Echo Global needs more inorganic growth to boost value

Echo

It is no mystery that Chicago-based Echo Global is targeting inorganic growth to bulk up and create value for shareholders.

Echo needs to grow swiftly and has been successful so far, although its share price has been volatile in recent months and still trades some 30% below the 52-week high of $34.3 that it hit in the summer of 2015.

“The first quarter of 2016 represents the twenty-sixth consecutive quarter of year-over-year total revenue growth,” the group said on 27 April when it reported its latest figures.

A sustained growth rate came in the wake of acquisitions, with its latest deal being the purchase of Command, a Skokie-based truckload freight brokerage company which had net sales and EBITDA of $102m and $37m, respectively, in 2014. The target had 572 employees when Echo acquired it, with 504 of them working in sales.

The deal gave Echo a nice boost, particularly because market conditions remain challenging.

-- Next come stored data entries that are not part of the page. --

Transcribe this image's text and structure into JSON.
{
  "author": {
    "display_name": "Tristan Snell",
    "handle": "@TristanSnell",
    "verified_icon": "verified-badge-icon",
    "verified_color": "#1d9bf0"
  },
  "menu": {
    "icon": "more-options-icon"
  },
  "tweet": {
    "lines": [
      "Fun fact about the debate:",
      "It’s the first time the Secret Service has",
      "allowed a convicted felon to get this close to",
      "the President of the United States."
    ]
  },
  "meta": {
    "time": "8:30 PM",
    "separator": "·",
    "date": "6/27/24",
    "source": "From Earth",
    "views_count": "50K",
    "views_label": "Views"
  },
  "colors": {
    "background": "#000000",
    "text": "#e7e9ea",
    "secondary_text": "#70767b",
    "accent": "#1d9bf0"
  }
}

Its first-quarter volume gains were offset by lower rates, while the year-on-year drop in fuel prices “impacted top line revenue by an estimated $26m in the first quarter 2016”, Echo noted at the time.

Its main revenue driver, the truckload unit, into which Command was consolidated, saw revenues rise 73% to $274.6m from $157.6m one year earlier, while the growth rates of revenues for less-than-truckload (LTL, $105.8m revenues) and intermodal ($17.7m) were 1.5% and 9.7%, respectively.

Total quarterly sales stood at $405m, up 43% year-on-year, while net revenues rose 51.8% to $80.8m from $53.3m one year earlier.

As it grows, Echo must remain profitable to deliver shareholder value; however, its commission expenses margin – commission expenses divided by net revenue – rose to 30.7% from 28%, and was only partly offset by lower selling general and administrative expenses as a percentage of net revenues, down 160 basis points year-on-year.

Non-GAAP EBITDA surged 43.7% to $16.5m from $11.5m one year earlier, but EBITDA margin fell 120 basis points to 20.4%, while the impact on non-GAAP pre-tax profit (PTP) margin was more pronounced, with PTP margin down 230 basis points.

Net income was $7.1m, up 30.2% year-on-year, but net income margin fell to 8.8% from 10.3% one year earlier, while fully diluted earnings per share soared 4.5% to $0.24 from $0.23. Finally, operating cash flow rose to $14.3m from $9.4m one year earlier, which boosted its free cash flow (FcF) profile, with FcF up to $10m from $6.6m year-on-year.